Can the JavaScript event loop really handle thousands of concurrent requests in Node.js if it's single-threaded?
Yes, because 'concurrent' and 'parallel' are different things. Node.js handles concurrency by never blocking the thread — I/O operations (database queries, file reads, HTTP calls) are handed to libuv's thread pool or the OS's async I/O facilities. The JS thread is freed immediately and only resumes when the data is ready. As long as your JS code itself is non-blocking, one thread can efficiently juggle thousands of in-flight I/O operations.
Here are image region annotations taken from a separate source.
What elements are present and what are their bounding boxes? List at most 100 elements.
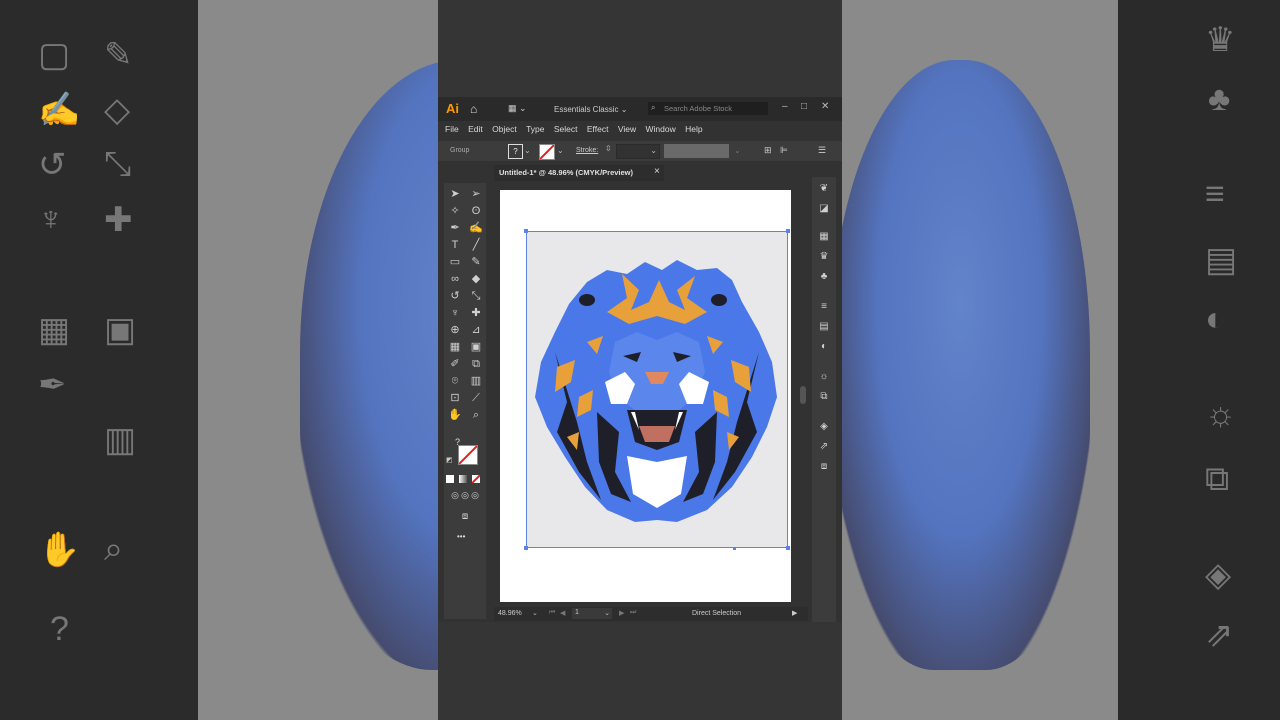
rectangle-tool-icon[interactable]: ▭ (448, 257, 462, 268)
width-tool-icon[interactable]: ♆ (448, 308, 462, 319)
status-bar: 48.96% ⌄ ⏮ ◀ 1 ⌄ ▶ ⏭ Direct Selection ▶ (494, 607, 808, 621)
menu-window[interactable]: Window (645, 121, 675, 137)
perspective-grid-tool-icon[interactable]: ⊿ (469, 325, 483, 336)
selection-handle[interactable] (733, 547, 736, 550)
previous-artboard-icon[interactable]: ◀ (560, 609, 565, 617)
lasso-tool-icon[interactable]: ʘ (469, 206, 483, 217)
transparency-panel-icon[interactable]: ◐ (817, 342, 831, 352)
curvature-tool-icon[interactable]: ✍ (469, 223, 483, 234)
chevron-down-icon[interactable]: ⌄ (524, 146, 531, 155)
appearance-panel-icon[interactable]: ☼ (817, 372, 831, 382)
pen-tool-icon[interactable]: ✒ (448, 223, 462, 234)
selection-handle[interactable] (786, 546, 790, 550)
hand-tool-icon[interactable]: ✋ (448, 410, 462, 421)
symbols-icon[interactable]: ♛ (817, 252, 831, 262)
swap-fill-stroke-icon[interactable]: ◩ (446, 456, 453, 464)
align-icon[interactable]: ⊞ (764, 145, 772, 156)
mesh-tool-icon[interactable]: ▦ (448, 342, 462, 353)
draw-inside-icon[interactable]: ◎ (468, 490, 482, 501)
swatches-icon[interactable]: ♣ (817, 272, 831, 282)
artboards-panel-icon[interactable]: ⧈ (817, 462, 831, 472)
blend-tool-icon[interactable]: ⧉ (469, 359, 483, 370)
home-icon[interactable]: ⌂ (470, 102, 477, 116)
fill-swatch[interactable]: ? (508, 144, 523, 159)
selection-handle[interactable] (786, 229, 790, 233)
menu-object[interactable]: Object (492, 121, 517, 137)
selection-tool-icon[interactable]: ➤ (448, 189, 462, 200)
close-tab-icon[interactable]: × (654, 166, 660, 177)
scale-tool-icon[interactable]: ⤡ (469, 291, 483, 302)
chevron-down-icon[interactable]: ⌄ (734, 146, 741, 155)
selected-group-bounding-box[interactable] (524, 229, 790, 550)
bg-club-icon: ♣ (1208, 80, 1231, 118)
color-mode-button[interactable] (446, 475, 454, 483)
graphic-styles-icon[interactable]: ⧉ (817, 392, 831, 402)
chevron-down-icon[interactable]: ⌄ (557, 146, 564, 155)
artboard[interactable] (500, 190, 791, 602)
eraser-tool-icon[interactable]: ◆ (469, 274, 483, 285)
menu-edit[interactable]: Edit (468, 121, 483, 137)
stroke-weight-field[interactable]: ⌄ (616, 144, 660, 159)
stroke-stepper-icon[interactable]: ⇳ (605, 144, 612, 153)
zoom-level[interactable]: 48.96% (498, 610, 522, 617)
line-tool-icon[interactable]: ╱ (469, 240, 483, 251)
first-artboard-icon[interactable]: ⏮ (549, 609, 555, 617)
next-artboard-icon[interactable]: ▶ (619, 609, 624, 617)
stroke-none-swatch[interactable] (458, 445, 478, 465)
variable-width-profile[interactable] (664, 144, 729, 158)
last-artboard-icon[interactable]: ⏭ (630, 609, 636, 617)
type-tool-icon[interactable]: T (448, 240, 462, 251)
vertical-scrollbar[interactable] (798, 190, 808, 602)
selection-handle[interactable] (524, 546, 528, 550)
panel-menu-icon[interactable]: ☰ (818, 145, 826, 156)
chevron-down-icon[interactable]: ⌄ (532, 609, 538, 617)
search-adobe-stock[interactable]: ⌕ Search Adobe Stock (648, 102, 768, 115)
screen-mode-icon[interactable]: ⧈ (458, 511, 472, 522)
minimize-icon[interactable]: – (782, 101, 788, 112)
menu-select[interactable]: Select (554, 121, 578, 137)
distribute-icon[interactable]: ⊫ (780, 145, 788, 156)
zoom-tool-icon[interactable]: ⌕ (469, 410, 483, 421)
lion-artwork[interactable] (527, 232, 787, 547)
selection-handle[interactable] (524, 229, 528, 233)
tools-panel: ➤ ➢ ✧ ʘ ✒ ✍ T ╱ ▭ ✎ ∞ ◆ ↺ ⤡ ♆ ✚ ⊕ ⊿ ▦ ▣ … (444, 183, 486, 619)
shaper-tool-icon[interactable]: ∞ (448, 274, 462, 285)
magic-wand-tool-icon[interactable]: ✧ (448, 206, 462, 217)
none-mode-button[interactable] (472, 475, 480, 483)
gradient-tool-icon[interactable]: ▣ (469, 342, 483, 353)
arrange-documents-icon[interactable]: ▦ ⌄ (508, 103, 527, 114)
artboard-tool-icon[interactable]: ⊡ (448, 393, 462, 404)
puppet-warp-tool-icon[interactable]: ✚ (469, 308, 483, 319)
artboard-number-field[interactable]: 1 ⌄ (572, 608, 612, 619)
gradient-mode-button[interactable] (459, 475, 467, 483)
workspace-switcher[interactable]: Essentials Classic ⌄ (554, 105, 627, 114)
eyedropper-tool-icon[interactable]: ✐ (448, 359, 462, 370)
direct-selection-tool-icon[interactable]: ➢ (469, 189, 483, 200)
menu-file[interactable]: File (445, 121, 459, 137)
menu-view[interactable]: View (618, 121, 636, 137)
slice-tool-icon[interactable]: ⟋ (469, 393, 483, 404)
column-graph-tool-icon[interactable]: ▥ (469, 376, 483, 387)
shape-builder-tool-icon[interactable]: ⊕ (448, 325, 462, 336)
menu-type[interactable]: Type (526, 121, 544, 137)
menu-effect[interactable]: Effect (587, 121, 609, 137)
stroke-panel-icon[interactable]: ≡ (817, 302, 831, 312)
status-menu-arrow-icon[interactable]: ▶ (792, 609, 797, 617)
symbol-sprayer-tool-icon[interactable]: ⌾ (448, 376, 462, 387)
libraries-icon[interactable]: ◪ (817, 204, 831, 214)
maximize-icon[interactable]: □ (801, 101, 807, 112)
rotate-tool-icon[interactable]: ↺ (448, 291, 462, 302)
bg-layers-icon: ◈ (1205, 556, 1232, 594)
document-tab[interactable]: Untitled-1* @ 48.96% (CMYK/Preview) × (494, 165, 664, 181)
paintbrush-tool-icon[interactable]: ✎ (469, 257, 483, 268)
scrollbar-thumb[interactable] (800, 386, 806, 404)
recolor-artwork-icon[interactable]: ❦ (817, 184, 831, 194)
gradient-panel-icon[interactable]: ▤ (817, 322, 831, 332)
layers-panel-icon[interactable]: ◈ (817, 422, 831, 432)
menu-help[interactable]: Help (685, 121, 702, 137)
color-guide-icon[interactable]: ▦ (817, 232, 831, 242)
close-window-icon[interactable]: ✕ (821, 101, 829, 112)
stroke-swatch[interactable] (539, 144, 555, 160)
asset-export-icon[interactable]: ⇗ (817, 442, 831, 452)
more-tools-icon[interactable]: ••• (457, 532, 465, 541)
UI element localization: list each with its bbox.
The problem only arises with CPU-bound work that keeps the thread busy synchronously.
What's the difference between the event loop in a browser and in Node.js?
The browser event loop is defined by the WHATWG HTML specification and includes a render pipeline step — the browser can repaint between macrotask iterations. Node.js uses libuv, which defines six named phases (Timers, Pending Callbacks, Idle/Prepare, Poll, Check, Close Callbacks) and adds process.nextTick as a special between-phases queue that doesn't exist in browsers. setImmediate is Node.js-only (Check phase), and browser-specific APIs like requestAnimationFrame and requestIdleCallback don't exist in Node.